Stressed steel plants bought under the Insolvency and Bankruptcy Code (IBC) resolution process in India are seeing faster returns. Despite pandemic-linked blips, indigenous demand outlook remains strong, helping acquirers build utilisation levels, as per rating agency CRISIL.
The steel plants acquired via IBC process comprise Bhushan Steel, Essar Steel, Electrosteel Steels, Monnet Ispat & Energy Ltd and Bhushan Power & Steel.
The ongoing steel upcycle would also mean stronger-than-expected realisations over the medium term.
Subsequently, acquirers may see about 20 per cent faster payback and are well set to tap the brownfield potential housed under these assets.
The five stressed steel capacities, totalling 21 million tonne (MT), were acquired mostly by other major steel producers.
These assets accounted for 70 per cent of total financial declares resolved or liquidated under IBC in the steel sector till March 31, 2021. They had total financial creditor claims of Rs.1.7 trillion.
These were resolved under the IBC process between financial 2018 and 2021 with almost 60 per cent of the total claims paid by the acquirers.
For acquirers, the debt inherited via acquisition turned sustainable after the haircuts. Also, turnaround in operational performance led by enhanced efficiency was the key for a reasonable payback period of around six years, given average domestic steel prices of approximately Rs 39,000 per tonne in financial 2018.
Expectedly, the acquirers have been able to turn these capacities around — utilisation rates enhanced from 65 per cent in fiscal 2018 to more than 80% by the end of fiscal 2021 — riding on operational debottlenecking, improved raw material sourcing, access to working capital and strong managerial oversight.

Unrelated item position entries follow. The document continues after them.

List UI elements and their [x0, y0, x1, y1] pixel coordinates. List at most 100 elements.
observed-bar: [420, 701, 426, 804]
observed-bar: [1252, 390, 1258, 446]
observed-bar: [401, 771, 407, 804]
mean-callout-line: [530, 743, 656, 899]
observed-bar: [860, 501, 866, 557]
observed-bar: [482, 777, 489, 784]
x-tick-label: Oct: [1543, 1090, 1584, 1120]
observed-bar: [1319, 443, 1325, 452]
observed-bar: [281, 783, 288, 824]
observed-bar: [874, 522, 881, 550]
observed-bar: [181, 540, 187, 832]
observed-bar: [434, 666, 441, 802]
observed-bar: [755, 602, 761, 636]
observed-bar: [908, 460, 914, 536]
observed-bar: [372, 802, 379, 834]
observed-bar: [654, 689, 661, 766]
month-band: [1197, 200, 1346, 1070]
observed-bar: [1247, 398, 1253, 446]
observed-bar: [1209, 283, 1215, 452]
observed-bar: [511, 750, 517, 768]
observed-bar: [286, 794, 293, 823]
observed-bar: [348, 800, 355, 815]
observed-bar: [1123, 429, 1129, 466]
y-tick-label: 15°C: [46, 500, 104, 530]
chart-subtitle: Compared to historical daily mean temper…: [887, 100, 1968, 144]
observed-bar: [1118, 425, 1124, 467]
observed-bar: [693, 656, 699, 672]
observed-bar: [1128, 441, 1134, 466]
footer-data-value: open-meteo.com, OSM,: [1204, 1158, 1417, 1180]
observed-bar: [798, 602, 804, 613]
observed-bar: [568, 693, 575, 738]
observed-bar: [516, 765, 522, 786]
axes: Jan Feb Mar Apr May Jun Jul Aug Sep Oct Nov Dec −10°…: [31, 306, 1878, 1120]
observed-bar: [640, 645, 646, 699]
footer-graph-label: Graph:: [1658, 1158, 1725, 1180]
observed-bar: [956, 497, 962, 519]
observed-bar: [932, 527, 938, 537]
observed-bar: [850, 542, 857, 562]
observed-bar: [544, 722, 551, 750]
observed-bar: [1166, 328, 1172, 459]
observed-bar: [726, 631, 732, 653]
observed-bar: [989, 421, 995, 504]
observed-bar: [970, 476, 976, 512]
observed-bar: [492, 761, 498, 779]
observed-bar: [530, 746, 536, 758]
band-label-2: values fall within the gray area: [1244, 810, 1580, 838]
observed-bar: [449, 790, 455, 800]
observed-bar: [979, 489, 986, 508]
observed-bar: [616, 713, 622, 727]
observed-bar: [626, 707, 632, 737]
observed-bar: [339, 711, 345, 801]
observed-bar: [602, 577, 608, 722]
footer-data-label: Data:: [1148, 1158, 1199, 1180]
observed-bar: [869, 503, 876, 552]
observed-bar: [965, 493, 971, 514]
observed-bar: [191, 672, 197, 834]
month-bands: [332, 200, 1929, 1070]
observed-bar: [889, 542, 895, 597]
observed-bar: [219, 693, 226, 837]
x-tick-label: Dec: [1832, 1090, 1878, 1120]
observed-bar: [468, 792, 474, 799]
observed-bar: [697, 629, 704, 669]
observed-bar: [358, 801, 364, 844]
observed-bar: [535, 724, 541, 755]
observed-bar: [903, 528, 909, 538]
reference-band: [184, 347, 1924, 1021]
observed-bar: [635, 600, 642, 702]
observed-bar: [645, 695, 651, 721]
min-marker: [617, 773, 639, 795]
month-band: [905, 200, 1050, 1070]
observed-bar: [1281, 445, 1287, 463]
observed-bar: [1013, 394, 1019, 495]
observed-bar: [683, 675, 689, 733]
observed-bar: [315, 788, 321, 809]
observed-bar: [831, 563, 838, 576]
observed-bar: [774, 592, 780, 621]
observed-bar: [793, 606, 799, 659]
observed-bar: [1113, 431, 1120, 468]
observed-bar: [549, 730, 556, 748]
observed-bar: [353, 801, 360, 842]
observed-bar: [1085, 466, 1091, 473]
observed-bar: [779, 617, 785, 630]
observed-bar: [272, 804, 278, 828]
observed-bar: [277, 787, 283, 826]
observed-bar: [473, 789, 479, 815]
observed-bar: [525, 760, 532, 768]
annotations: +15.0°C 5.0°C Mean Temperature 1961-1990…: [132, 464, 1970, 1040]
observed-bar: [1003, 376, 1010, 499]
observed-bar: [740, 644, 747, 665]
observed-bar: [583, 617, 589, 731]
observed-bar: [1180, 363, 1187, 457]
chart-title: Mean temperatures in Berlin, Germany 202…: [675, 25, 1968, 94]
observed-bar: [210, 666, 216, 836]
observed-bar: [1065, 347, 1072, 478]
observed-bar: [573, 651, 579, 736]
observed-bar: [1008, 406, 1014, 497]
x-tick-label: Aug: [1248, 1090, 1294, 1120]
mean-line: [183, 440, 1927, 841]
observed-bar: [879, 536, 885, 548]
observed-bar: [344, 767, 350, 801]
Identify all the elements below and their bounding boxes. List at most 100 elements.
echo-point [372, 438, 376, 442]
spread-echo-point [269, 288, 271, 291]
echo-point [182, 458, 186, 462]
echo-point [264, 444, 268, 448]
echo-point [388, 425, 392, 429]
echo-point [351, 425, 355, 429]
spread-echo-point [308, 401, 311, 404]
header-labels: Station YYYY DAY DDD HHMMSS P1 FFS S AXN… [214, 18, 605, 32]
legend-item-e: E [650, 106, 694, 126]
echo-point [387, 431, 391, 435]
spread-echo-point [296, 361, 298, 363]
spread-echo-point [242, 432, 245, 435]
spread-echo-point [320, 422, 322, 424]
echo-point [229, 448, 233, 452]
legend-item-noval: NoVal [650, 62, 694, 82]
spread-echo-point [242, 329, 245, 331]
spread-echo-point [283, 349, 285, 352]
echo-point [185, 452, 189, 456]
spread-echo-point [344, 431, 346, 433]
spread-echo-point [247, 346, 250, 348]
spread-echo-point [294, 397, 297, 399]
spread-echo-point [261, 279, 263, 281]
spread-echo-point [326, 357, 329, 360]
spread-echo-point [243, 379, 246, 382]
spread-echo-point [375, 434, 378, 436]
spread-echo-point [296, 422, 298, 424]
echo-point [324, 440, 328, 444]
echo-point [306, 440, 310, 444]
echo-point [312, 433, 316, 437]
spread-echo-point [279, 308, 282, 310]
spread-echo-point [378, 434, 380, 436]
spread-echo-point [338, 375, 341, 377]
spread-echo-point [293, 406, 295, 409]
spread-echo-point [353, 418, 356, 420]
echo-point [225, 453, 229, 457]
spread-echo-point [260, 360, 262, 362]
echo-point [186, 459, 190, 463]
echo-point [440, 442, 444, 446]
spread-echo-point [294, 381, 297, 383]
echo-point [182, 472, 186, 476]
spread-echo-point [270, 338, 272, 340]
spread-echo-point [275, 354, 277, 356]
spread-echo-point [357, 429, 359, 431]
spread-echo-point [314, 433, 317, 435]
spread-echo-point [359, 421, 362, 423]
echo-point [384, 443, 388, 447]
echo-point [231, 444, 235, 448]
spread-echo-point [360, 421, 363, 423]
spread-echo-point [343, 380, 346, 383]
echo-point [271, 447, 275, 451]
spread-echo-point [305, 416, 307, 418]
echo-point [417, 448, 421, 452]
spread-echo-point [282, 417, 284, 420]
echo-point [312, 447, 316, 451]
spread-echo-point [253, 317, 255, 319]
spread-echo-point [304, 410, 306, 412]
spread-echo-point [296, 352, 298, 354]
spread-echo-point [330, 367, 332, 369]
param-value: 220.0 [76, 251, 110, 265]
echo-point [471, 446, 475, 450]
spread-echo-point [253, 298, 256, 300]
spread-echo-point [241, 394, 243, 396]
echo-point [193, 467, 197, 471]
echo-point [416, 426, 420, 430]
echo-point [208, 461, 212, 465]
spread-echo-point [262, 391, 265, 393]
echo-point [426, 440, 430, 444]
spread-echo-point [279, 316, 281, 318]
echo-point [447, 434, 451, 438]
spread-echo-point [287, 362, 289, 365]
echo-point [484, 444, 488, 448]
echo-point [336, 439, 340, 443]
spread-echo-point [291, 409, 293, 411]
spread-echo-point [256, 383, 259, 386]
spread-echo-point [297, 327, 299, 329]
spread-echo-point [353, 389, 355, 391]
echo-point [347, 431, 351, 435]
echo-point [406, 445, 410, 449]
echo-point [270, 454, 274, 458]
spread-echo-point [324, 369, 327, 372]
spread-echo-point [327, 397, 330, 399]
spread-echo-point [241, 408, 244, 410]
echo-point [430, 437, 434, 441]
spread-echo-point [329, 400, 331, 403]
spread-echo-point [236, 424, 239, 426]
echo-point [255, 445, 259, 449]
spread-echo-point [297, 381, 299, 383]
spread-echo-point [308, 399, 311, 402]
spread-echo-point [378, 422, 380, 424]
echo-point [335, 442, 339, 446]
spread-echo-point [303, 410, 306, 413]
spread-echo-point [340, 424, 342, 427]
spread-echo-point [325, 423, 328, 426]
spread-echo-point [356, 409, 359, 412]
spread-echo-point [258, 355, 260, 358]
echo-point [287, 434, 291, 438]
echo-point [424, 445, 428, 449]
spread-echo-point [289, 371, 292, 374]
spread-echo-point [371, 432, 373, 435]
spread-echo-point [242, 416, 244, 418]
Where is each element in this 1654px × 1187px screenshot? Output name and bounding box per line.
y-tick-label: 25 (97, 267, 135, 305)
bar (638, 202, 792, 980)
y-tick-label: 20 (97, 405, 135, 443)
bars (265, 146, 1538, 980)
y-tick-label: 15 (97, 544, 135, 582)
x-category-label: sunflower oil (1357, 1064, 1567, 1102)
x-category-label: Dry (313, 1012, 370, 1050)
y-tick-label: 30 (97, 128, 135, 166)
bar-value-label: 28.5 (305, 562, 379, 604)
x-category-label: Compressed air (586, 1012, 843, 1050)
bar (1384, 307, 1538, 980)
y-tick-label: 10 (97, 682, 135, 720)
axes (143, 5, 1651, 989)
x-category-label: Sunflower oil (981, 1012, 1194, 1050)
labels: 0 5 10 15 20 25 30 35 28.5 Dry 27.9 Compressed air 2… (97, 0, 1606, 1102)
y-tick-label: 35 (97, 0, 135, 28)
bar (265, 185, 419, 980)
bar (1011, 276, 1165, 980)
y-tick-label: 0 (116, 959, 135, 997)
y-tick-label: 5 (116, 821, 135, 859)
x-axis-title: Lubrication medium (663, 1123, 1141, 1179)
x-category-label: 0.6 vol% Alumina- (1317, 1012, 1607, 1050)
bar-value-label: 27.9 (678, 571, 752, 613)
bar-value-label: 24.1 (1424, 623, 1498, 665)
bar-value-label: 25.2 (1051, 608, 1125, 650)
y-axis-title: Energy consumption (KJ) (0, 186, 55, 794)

A bigger advance, though, has come from the current steel upcycle. Global steel prices have rallied strongly driven by strong demand and higher iron ore input costs because of supply tightness.
Indigenous steel prices, which are driven by the landed expense of imports, have also witnessed a similar surge – at 15 per cent higher in fiscal 2021 compared with financial 2018.
Manish Gupta, senior director, CRISIL Ratings, articulated domestic iron ore prices have increased. But a combination of higher steel prices and better utilisation rates, with operational debottlenecking, lifted operating margins for the acquired assets from closely 13 per cent in fiscal 2018 to around 22 per cent last fiscal. This is likely to be even stronger at around 30% this fiscal.
Despite some moderation, global prices could hang about well above 2018 levels even coming year. That is chiefly due to China’s continued focus on reducing carbon emissions, which should keep a leash on global steel supply. The upshot of all this is that paybacks for acquirers of the stressed assets would reduce by up to 20 per cent, from around six years to less than five years, CRISIL added.